Poster presentation: Characterizing neuronal encoding is essential for understanding information processing in the brain. Three methods are commonly used to characterize the relationship between neural spiking activity and the features of putative stimuli. These methods include: Wiener-Volterra kernel methods (WVK), the spike-triggered average (STA), and more recently, the point process generalized linear model (GLM). We compared the performance of these three approaches in estimating receptive field properties and orientation tuning of 251 V1 neurons recorded from 2 monkeys during a fixation period in response to a moving bar. The GLM consisted of two formulations of the conditional intensity function for a point process characterization of the spiking activity: one with a stimulus only component and one with the stimulus and spike history. We fit the GLMs by maximum likelihood using GLMfit in Matlab. Goodness-of-fit was assessed using cross-validation with Kolmogorov-Smirnov (KS) tests based on the time-rescaling theorem to evaluate the accuracy with which each model predicts the spiking activity of individual neurons and for each movement direction (4016 models in total, for 251 neurons and 16 different directions). The GLMs that considered spike history of up to 35 ms, accurately predicted neuronal spiking activity (95% confidence intervals for KS test) with a performance of 97.0% (3895/4016) for the training data, and 96.5% (3876/4016) for the test data. If spike history was not considered, performance dropped to 73,1% in the training and 71.3% in the testing data. In contrast, the WVF and the STA predicted spiking accurately for 24.2% and 44.5% of the test data examples respectively. The receptive field size estimates obtained from the GLM (with and without history), WVF and STA were comparable.

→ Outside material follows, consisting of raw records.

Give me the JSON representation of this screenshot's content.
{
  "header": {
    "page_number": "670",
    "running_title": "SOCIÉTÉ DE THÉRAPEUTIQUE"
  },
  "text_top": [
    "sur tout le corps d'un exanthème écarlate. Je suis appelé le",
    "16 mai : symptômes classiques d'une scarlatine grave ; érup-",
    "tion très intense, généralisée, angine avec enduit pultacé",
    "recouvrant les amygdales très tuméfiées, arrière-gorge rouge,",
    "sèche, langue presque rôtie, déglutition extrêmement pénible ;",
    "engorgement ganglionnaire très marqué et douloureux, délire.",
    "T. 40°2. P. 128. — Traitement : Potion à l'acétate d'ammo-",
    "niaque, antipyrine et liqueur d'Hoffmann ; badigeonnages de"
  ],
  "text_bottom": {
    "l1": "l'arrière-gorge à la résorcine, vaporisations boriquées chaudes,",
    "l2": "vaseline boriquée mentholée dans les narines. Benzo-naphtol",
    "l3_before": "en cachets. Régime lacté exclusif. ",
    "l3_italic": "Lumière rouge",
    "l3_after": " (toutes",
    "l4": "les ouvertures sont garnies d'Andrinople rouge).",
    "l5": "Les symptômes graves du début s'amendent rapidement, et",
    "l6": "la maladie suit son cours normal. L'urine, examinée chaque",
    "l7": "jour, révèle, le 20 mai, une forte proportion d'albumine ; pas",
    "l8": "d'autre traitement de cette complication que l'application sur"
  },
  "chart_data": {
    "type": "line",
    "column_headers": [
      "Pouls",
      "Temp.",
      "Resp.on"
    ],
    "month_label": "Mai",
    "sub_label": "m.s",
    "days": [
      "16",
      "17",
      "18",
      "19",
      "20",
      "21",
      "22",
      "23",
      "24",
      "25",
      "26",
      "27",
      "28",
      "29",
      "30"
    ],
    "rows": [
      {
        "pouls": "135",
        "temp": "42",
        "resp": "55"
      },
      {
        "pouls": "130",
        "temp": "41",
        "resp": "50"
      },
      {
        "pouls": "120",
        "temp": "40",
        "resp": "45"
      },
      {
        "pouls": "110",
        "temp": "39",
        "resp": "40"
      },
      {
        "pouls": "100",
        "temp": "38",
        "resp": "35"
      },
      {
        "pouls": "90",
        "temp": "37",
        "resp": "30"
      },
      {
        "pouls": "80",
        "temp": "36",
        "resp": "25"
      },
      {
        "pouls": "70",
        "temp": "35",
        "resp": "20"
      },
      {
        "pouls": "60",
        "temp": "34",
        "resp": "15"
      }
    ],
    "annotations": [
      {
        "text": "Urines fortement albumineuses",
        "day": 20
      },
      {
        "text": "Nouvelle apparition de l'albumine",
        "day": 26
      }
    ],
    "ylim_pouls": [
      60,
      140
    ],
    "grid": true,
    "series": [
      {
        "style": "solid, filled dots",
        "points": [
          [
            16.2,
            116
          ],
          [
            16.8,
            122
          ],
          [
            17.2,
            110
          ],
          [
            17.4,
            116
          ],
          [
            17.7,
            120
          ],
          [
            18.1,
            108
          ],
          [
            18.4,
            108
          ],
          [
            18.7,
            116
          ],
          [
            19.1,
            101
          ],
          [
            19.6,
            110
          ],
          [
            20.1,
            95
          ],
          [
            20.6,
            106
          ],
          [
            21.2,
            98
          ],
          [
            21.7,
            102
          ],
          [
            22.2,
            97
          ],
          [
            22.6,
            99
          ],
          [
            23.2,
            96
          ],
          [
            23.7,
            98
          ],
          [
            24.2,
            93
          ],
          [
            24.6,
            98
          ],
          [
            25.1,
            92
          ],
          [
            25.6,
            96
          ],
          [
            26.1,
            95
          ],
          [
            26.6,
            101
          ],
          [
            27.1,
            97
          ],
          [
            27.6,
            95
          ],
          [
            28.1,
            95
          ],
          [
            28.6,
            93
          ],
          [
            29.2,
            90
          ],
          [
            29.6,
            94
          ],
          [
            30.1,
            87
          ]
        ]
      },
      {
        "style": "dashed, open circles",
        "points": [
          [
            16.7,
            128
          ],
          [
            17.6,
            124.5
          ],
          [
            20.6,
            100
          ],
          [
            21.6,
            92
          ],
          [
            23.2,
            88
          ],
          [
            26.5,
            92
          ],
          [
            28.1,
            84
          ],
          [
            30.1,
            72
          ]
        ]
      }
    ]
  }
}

Relative to the GLM orientation tuning was underestimated on average by a factor of 0.45 by the WVF and the STA. The main reason for using the STA and WVF approaches is their apparent simplicity. However, our analyses suggest that more accurate spike prediction as well as more credible estimates of receptive field size and orientation tuning can be computed easily using GLMs implemented in Matlab with standard functions such as GLMfit.